An application to dig the largest quarry in Canadian history (and the second largest in North America) in prime agricultural land near Toronto has aroused widespread opposition.
According to rabble.ca, the quarry would stretch over 2,300 acres and dip 200 feet below the water table – making it deeper than Niagara Falls. Located at the headwaters of important river systems in Melancthon, Ontario, the proposed gravel “mega-quarry” would pump out 600 million litres of water every day, raising important concerns about its effects on the local water supply.
The operation would also see 150 loaded trucks leave the quarry every hour to travel down local roads. This would inevitably create dust, noise and safety problems for local residents.
One would think that such an unprecedented project would attract rigorous government scrutiny. However, that is not the case. Rather than proceeding through a full-scale environmental assessment under the auspices of the Ontario Ministry of Environment, the application is currently being reviewed under the laxer and less environmentally-focused standards of the Ministry of Natural Resources.

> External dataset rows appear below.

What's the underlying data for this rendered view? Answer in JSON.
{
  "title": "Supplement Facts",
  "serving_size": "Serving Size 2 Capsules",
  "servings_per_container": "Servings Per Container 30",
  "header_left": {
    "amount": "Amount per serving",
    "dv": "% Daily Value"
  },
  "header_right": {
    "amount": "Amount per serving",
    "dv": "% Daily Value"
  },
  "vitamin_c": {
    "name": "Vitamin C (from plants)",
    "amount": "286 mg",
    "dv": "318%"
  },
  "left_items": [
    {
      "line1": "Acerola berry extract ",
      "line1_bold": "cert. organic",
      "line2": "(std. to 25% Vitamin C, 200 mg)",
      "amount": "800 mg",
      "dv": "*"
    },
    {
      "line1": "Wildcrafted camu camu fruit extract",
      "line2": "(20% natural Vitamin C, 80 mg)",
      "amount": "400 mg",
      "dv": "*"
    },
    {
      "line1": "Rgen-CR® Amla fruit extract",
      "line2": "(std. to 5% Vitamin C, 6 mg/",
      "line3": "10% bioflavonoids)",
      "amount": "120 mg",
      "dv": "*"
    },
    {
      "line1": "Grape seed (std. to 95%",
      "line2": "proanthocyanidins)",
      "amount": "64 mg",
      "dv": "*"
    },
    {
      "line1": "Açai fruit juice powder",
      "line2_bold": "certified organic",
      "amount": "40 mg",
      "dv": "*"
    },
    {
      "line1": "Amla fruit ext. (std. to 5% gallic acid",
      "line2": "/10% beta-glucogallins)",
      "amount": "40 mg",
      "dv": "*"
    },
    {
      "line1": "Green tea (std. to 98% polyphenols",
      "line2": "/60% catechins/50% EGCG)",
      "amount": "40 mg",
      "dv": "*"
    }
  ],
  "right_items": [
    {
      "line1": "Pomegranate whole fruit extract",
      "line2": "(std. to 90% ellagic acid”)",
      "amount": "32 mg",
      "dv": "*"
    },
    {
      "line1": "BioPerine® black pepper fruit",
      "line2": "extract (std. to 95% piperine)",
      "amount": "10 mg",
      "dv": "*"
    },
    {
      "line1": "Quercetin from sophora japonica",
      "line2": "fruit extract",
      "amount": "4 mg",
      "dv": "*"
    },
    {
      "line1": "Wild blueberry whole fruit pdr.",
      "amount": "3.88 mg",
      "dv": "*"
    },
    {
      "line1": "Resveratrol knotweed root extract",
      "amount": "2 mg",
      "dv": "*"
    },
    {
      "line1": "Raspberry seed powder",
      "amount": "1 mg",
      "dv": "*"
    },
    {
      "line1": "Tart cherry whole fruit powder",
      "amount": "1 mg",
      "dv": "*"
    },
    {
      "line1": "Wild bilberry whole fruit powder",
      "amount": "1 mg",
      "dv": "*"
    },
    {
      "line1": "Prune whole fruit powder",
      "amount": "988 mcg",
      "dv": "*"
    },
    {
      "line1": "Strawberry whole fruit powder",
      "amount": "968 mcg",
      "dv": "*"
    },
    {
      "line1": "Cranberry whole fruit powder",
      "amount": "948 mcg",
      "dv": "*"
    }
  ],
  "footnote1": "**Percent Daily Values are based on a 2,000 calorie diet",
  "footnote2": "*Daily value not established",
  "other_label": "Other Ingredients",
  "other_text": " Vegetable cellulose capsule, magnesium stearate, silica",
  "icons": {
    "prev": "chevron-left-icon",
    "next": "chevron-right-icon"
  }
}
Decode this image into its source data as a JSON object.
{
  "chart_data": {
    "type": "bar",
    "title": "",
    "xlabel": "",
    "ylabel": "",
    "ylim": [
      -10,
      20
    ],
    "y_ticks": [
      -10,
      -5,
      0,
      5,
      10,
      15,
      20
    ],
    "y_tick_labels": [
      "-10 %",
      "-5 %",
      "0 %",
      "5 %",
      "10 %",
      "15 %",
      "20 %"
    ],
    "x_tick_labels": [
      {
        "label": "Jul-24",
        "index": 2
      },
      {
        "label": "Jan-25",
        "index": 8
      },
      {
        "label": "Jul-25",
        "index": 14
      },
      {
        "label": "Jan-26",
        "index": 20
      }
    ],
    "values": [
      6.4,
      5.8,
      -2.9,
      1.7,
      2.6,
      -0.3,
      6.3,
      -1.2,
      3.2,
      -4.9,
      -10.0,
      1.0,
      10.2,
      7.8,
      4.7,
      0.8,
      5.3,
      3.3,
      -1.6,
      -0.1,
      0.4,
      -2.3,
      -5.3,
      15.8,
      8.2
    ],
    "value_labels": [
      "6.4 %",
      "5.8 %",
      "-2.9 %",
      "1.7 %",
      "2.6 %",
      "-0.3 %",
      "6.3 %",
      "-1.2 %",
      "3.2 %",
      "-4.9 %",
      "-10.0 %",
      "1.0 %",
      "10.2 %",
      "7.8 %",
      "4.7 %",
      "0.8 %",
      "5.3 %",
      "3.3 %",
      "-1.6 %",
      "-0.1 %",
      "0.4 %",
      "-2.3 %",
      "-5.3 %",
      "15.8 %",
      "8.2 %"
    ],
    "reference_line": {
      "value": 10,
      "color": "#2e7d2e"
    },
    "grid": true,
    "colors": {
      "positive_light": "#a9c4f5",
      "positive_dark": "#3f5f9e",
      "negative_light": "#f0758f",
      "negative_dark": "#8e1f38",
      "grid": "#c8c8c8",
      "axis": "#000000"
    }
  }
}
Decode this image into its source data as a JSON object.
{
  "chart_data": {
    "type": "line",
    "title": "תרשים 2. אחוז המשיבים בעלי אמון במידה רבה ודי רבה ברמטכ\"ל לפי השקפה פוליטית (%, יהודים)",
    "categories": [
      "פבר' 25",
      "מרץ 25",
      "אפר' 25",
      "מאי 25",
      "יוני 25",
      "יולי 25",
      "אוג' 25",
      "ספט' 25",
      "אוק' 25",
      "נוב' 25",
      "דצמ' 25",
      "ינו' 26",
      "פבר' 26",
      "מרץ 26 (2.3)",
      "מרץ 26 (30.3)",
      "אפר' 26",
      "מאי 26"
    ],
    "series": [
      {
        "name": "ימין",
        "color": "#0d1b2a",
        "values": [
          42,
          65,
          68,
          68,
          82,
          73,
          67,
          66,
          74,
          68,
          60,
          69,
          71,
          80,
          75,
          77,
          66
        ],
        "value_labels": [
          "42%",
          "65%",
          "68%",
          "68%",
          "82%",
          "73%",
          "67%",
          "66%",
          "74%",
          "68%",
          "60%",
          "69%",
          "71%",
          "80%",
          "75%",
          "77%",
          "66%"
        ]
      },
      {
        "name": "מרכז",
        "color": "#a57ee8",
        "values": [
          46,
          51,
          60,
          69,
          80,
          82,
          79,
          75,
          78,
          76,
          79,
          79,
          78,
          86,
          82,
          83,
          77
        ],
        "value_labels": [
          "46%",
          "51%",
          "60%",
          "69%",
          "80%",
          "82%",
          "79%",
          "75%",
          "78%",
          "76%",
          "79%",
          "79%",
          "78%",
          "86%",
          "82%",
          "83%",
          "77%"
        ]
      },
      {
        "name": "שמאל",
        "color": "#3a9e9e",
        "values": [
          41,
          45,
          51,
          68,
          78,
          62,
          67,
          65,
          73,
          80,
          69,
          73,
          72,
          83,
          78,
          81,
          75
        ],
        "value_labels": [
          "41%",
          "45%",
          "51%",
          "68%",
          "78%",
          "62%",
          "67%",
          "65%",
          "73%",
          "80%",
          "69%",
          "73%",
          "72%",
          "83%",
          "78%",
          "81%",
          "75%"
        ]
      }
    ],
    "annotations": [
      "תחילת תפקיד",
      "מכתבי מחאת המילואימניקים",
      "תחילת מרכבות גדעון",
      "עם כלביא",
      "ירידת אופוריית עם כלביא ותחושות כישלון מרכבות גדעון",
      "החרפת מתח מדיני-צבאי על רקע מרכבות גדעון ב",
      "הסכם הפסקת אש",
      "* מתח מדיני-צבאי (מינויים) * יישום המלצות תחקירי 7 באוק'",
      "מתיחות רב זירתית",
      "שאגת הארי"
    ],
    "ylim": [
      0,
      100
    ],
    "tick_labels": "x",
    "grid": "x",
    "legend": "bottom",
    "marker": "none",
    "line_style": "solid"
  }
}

This is an easier process for the project owner, The Highland Companies, and the U.S. hedge fund behind it, but one that will fail to fully consider the effects of the quarry on the people and natural life to be forced to live with it.
In response, the local community is mobilizing, and has drawn attention to the quarry in high places. The Leader of the labour-based Ontario New Democratic Party, Andrea Horwarth, plus the Council of Canadians and a host of local politicians have condemned the project. The famed David Suzuki Foundation expressed serious concerns. Grassroots organizing included a five-day march from the provincial legislature in Toronto to Melancthon by 200 concerned citizens. It began, appropriately, on April 22, Earth Day 2011.
Socialists propose an immediate cancellation of the mega-quarry approval process, and urge all concerned Ontarians to add their voice in opposition to this environmentally, economically and socially destructive project.